An OpenShift cluster consists of multiple worker nodes (e.g. virtual machines) across which the deployed containers are distributed and each container has a health-check and liveness-check defined so that OpenShift will automatically cause the container to be moved from one worker to another in the event of certain types of failure.
The MQ SaaS infrastructure is deployed to 3 data centers per region, also referred to as a "Multi Zone region". This makes the service resilient to individual worker node or data center issues.
The persistent state of a queue manager such as the defined queues, persistent messages that are contained in those queues and channel sequence state of queue manager channels is stored on a persistent volume that exists outside the container, so when a queue manager container is restarted on a different worker node it still has exactly the same persistent state as when it was running on the original worker node.
The approach described above forms the basis for High Availability within IBM® MQ as a Service and ensures that queue managers are able to continue running even in the event of the failure of an individual worker in the cluster.
High Availability of queue managers
The MQ SaaS architecture makes use of the MQ Native HA solution. This provides resilience across the 3 availablity zones by replicating the queue manager container across those zones. One of the queue manager replicas is active and synchronously forwards data to the 2 non active replicas. If the active queue manager container becomes unavailable due to underlying infrastructure changes or failures, one of the replicas will take over and connections will automatically be re-routed to the new active queue manager. This configuration is opaque to the end user of reserved capacity and reserved deployment plans, and increases the availability of the queue manager over a single instance deployment.

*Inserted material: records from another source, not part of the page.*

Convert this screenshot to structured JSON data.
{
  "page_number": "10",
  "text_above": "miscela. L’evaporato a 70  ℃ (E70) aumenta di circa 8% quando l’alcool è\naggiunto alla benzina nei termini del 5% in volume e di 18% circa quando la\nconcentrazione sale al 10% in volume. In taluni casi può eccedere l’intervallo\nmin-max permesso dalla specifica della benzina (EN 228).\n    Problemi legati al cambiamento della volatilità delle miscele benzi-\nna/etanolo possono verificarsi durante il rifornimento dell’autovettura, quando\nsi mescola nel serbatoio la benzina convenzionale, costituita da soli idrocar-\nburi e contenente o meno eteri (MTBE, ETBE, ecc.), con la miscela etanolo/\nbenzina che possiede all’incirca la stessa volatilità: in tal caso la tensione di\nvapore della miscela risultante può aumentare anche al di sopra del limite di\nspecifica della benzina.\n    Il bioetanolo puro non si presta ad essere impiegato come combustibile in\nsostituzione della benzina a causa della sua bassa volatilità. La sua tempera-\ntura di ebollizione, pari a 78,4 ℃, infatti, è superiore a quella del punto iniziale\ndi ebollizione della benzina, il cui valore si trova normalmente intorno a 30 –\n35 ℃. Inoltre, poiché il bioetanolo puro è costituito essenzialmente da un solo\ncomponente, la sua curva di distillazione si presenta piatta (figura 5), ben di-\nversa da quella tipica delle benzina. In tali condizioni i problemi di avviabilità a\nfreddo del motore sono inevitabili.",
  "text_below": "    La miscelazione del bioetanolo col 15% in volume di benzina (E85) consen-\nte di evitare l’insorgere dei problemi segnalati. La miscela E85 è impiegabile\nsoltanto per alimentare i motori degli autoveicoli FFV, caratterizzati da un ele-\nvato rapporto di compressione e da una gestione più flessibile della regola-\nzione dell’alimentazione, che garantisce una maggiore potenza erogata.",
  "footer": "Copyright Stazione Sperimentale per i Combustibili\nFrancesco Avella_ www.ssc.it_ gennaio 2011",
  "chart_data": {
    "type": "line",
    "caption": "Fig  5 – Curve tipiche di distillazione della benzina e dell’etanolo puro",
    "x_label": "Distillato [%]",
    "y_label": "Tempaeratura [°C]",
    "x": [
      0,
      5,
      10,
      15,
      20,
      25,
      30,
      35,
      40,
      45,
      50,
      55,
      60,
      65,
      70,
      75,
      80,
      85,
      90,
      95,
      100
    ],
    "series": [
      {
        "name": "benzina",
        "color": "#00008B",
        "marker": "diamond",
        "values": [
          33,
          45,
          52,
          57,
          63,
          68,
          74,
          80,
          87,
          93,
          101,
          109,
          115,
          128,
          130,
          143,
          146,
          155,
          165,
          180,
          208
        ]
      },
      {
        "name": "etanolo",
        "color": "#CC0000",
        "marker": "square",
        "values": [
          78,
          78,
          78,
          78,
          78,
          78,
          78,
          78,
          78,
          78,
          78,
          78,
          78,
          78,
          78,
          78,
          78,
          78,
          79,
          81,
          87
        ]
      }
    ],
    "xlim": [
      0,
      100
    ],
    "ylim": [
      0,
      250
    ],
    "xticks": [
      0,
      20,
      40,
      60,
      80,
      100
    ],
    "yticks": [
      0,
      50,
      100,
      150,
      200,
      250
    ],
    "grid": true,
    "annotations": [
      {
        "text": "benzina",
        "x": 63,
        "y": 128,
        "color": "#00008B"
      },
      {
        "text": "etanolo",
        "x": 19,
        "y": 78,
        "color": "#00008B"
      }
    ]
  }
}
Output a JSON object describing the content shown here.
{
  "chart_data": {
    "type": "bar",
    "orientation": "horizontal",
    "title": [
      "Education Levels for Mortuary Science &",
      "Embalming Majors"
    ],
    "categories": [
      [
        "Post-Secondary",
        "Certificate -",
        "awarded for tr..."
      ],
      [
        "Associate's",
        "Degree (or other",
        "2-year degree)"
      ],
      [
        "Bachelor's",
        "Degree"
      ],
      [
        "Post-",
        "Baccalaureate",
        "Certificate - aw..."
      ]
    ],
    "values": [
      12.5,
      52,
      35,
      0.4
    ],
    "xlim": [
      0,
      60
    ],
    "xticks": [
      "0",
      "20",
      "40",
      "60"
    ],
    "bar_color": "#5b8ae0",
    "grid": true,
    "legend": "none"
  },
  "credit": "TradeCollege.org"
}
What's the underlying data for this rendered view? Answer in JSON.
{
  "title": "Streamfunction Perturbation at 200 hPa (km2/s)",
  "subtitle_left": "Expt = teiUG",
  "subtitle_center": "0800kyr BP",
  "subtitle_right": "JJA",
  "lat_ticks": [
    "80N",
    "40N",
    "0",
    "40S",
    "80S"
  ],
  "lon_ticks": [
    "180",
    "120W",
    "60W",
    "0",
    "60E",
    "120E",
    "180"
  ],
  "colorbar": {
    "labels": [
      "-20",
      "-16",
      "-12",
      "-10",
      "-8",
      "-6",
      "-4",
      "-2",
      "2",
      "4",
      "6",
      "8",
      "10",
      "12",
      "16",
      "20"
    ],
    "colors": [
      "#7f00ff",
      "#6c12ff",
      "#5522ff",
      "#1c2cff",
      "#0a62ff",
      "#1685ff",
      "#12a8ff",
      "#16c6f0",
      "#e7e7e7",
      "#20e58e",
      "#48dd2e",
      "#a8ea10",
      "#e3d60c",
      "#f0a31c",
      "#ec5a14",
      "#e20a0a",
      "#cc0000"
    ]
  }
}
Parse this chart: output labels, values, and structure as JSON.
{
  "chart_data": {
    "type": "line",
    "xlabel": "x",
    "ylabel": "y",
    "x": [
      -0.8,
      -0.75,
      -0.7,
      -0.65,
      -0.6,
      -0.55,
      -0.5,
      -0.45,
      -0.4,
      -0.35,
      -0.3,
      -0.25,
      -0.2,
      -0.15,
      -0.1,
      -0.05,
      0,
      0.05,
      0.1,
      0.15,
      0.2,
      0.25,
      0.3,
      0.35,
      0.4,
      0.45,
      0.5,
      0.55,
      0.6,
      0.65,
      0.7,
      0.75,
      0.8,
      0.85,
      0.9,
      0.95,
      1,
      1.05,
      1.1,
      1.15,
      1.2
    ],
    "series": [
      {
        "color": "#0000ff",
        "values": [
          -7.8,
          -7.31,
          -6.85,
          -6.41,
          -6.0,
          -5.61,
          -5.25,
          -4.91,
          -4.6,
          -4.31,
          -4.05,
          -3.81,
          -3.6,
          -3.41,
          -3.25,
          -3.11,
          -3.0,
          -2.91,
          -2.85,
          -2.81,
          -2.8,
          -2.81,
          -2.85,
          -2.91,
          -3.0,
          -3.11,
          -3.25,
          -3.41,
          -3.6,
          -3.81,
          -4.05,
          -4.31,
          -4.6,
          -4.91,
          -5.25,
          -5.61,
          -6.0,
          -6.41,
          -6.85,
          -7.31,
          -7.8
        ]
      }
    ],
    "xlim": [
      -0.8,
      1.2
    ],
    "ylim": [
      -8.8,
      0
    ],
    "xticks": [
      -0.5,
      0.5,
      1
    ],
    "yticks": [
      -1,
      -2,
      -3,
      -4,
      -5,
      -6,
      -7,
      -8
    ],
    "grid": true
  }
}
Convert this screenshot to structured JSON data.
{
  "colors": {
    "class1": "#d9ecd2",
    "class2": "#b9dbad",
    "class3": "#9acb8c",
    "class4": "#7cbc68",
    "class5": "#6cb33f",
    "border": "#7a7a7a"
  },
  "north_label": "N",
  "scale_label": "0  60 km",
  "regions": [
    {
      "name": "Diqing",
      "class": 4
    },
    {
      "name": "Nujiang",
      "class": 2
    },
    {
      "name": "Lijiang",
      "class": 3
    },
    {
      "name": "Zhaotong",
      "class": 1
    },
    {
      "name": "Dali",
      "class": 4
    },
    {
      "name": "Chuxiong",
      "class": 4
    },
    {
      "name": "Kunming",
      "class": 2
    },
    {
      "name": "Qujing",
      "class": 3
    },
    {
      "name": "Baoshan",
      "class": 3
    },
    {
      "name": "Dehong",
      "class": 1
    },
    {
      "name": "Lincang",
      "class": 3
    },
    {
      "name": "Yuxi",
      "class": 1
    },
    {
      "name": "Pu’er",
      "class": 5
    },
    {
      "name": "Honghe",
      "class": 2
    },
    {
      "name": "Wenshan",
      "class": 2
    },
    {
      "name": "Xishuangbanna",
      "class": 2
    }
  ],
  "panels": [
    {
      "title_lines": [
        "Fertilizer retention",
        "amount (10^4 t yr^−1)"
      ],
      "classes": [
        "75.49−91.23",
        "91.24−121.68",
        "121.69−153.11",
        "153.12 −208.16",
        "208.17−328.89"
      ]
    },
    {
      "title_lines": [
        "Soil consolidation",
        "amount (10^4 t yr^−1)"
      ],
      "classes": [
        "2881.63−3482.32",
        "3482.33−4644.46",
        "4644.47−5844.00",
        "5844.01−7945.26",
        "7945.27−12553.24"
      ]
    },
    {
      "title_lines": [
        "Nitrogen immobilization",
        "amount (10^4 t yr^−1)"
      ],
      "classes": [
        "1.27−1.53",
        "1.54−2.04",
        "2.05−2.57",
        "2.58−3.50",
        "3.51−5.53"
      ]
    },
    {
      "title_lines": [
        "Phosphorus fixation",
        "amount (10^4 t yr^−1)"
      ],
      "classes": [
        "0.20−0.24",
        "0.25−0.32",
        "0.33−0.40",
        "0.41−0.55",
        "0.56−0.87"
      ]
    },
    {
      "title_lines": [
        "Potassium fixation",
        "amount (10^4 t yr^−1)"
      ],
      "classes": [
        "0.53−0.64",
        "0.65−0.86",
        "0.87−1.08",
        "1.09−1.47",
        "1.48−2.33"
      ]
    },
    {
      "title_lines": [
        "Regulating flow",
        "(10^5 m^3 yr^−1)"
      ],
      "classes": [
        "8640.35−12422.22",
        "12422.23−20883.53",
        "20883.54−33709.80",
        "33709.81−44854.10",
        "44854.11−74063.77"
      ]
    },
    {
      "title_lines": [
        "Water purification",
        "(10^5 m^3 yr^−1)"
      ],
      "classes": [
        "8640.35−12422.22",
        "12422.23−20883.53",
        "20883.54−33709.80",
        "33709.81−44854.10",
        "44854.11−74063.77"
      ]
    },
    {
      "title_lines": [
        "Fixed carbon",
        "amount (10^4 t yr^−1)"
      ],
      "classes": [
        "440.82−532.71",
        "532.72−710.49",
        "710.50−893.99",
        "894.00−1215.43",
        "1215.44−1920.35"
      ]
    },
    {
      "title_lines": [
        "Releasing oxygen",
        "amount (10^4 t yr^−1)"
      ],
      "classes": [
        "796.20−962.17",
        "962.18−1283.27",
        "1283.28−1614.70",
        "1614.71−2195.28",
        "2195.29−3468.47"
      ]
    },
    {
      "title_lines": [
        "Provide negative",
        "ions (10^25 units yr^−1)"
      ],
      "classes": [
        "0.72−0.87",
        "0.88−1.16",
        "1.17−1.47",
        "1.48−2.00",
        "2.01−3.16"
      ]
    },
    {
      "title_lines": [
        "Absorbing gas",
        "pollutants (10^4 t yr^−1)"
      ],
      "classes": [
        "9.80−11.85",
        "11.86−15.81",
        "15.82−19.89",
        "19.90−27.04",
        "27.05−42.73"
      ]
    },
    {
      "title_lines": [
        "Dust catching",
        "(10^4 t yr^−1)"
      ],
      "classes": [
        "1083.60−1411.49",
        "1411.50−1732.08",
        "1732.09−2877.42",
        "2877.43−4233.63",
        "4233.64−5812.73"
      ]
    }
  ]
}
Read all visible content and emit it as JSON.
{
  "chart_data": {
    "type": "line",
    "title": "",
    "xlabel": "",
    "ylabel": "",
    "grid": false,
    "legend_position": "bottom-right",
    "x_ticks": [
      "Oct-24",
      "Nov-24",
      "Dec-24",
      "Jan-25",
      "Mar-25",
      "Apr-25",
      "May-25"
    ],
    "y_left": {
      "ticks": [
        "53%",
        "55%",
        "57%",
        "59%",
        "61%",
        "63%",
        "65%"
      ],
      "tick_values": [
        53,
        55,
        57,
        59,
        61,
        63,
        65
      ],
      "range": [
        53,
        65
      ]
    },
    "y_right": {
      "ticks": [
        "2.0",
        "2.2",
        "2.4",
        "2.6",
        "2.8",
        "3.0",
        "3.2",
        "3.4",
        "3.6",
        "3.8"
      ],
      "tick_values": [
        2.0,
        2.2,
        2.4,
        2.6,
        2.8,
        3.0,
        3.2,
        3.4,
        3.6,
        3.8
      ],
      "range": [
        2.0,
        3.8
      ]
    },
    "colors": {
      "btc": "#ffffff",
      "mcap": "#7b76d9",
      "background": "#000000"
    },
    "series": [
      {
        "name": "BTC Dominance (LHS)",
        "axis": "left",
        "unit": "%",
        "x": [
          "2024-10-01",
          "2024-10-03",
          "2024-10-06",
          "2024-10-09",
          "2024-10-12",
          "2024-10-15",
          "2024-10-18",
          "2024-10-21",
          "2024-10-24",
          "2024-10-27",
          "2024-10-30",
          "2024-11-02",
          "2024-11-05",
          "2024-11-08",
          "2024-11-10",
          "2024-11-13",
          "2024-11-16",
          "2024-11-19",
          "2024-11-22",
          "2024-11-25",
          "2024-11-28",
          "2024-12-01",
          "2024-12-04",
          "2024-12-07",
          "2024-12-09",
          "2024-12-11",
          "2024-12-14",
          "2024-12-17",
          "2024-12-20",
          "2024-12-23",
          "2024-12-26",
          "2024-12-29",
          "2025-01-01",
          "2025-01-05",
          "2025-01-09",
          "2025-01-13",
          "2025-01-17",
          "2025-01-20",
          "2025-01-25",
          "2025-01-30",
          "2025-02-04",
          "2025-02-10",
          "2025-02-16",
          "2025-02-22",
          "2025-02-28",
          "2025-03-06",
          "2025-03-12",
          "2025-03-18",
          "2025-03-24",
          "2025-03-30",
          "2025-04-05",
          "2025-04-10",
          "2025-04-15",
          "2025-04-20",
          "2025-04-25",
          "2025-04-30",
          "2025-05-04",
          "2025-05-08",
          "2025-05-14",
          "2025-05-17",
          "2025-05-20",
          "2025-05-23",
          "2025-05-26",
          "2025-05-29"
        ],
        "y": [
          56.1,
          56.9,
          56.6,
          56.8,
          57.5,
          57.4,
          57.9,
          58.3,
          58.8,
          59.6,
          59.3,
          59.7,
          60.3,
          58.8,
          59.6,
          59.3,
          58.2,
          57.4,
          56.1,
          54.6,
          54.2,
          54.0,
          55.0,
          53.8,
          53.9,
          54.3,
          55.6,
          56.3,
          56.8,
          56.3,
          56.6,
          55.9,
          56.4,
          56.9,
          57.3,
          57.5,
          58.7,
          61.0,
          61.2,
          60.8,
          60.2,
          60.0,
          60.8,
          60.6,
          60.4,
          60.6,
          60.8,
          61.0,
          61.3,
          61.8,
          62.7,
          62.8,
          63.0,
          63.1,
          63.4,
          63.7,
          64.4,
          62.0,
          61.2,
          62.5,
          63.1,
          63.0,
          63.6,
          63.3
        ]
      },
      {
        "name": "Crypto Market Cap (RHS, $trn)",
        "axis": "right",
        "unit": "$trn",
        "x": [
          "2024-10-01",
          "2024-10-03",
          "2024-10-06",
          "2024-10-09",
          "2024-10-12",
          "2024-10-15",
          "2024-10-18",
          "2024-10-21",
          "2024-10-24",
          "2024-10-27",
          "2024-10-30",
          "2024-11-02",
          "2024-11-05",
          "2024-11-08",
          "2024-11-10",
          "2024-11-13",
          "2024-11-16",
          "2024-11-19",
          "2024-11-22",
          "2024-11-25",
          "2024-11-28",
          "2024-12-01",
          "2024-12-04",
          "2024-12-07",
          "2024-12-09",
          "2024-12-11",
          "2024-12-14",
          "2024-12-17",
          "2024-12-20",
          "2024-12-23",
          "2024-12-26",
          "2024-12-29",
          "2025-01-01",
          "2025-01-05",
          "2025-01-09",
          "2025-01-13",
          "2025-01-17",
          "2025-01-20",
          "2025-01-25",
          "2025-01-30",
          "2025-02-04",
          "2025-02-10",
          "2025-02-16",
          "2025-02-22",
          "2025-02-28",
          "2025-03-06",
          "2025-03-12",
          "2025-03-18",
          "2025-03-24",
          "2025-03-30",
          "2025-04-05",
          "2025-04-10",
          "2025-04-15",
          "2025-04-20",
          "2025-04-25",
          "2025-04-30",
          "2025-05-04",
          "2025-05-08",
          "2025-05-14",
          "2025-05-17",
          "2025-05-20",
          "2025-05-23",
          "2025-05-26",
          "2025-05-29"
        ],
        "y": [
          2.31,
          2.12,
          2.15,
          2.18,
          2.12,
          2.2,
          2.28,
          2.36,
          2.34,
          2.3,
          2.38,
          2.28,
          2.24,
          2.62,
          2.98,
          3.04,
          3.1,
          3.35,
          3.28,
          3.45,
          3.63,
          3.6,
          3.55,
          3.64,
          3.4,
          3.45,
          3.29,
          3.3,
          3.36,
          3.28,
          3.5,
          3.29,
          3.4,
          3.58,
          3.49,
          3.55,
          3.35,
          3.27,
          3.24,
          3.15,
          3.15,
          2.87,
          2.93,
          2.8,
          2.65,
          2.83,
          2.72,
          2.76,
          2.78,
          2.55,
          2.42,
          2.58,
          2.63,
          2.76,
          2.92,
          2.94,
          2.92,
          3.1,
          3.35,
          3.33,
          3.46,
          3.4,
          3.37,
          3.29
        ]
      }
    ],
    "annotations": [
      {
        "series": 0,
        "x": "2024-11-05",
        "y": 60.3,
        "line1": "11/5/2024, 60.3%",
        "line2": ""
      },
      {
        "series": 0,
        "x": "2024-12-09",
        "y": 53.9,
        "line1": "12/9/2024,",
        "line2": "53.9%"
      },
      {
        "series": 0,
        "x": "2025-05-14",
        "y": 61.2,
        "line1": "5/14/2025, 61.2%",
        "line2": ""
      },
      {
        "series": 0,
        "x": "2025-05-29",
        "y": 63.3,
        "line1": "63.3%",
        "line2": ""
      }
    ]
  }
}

See more information on MQ Native HA here
IBM Cloud contractual service level agreement (SLA) for reserved capacity and reserved deployment plans is referenced in Section 3.2 of the IBM Cloud Service Description.
IBM Responsibilities
To enable IBM to restore the service following a catastrophic failure a configuration backup of every paid queue manager is taken every hour and saved in an encrypted format in a storage location outside the active data center. The configuration backup includes the admin definitions of the queues, topics and channels that exist within the queue manager as well as TLS certificates that have been applied, but does not include runtime state such as persistent messages or channel sequence state because runtime state in a queue manager changes so frequently that restoring a copy of that data is typically less desirable to an enterprise than starting from a clean state.
Since restoring a queue manager from this configuration backup results in the loss of the runtime state such as persistent messages it is not an action that is taken lightly by IBM and so the IBM Operations team will first work with the infrastructure provider (e.g. IBM or Amazon Web Services) to recover the existing infrastructure. Only once it has been determined that the original infrastructure cannot be recovered in an acceptable timeframe will the recovery process be activated.
RTO and RPO (recovery time objective and recovery point objective)
In the case a catastrophic failure that results in all 3 zones becoming unavailable
- RTO is 24 hours
- RPO is 1 hour
Note there is no support for cross regional disaster recovery so RTO prereqs that the region has been fully recovered
In the case where a single zone becomes unavailable the
- RTO is <10 seconds
- RPO is 0
Customer Responsibilities
Since the cold restore of the queue manager does not retain runtime state such as channel sequence state there may be some administrative action that you will need to take to re-integrate the restored queue manager with your other infrastructure, for example by resetting channel sequence numbers so that channels will successfully communicate. To aid this final recovery step you are recommended to configure a Disaster Recovery notification handler as described here when you deploy your queue managers so that you can receive a notification from the IBM Operations team when the disaster recovery process has been completed.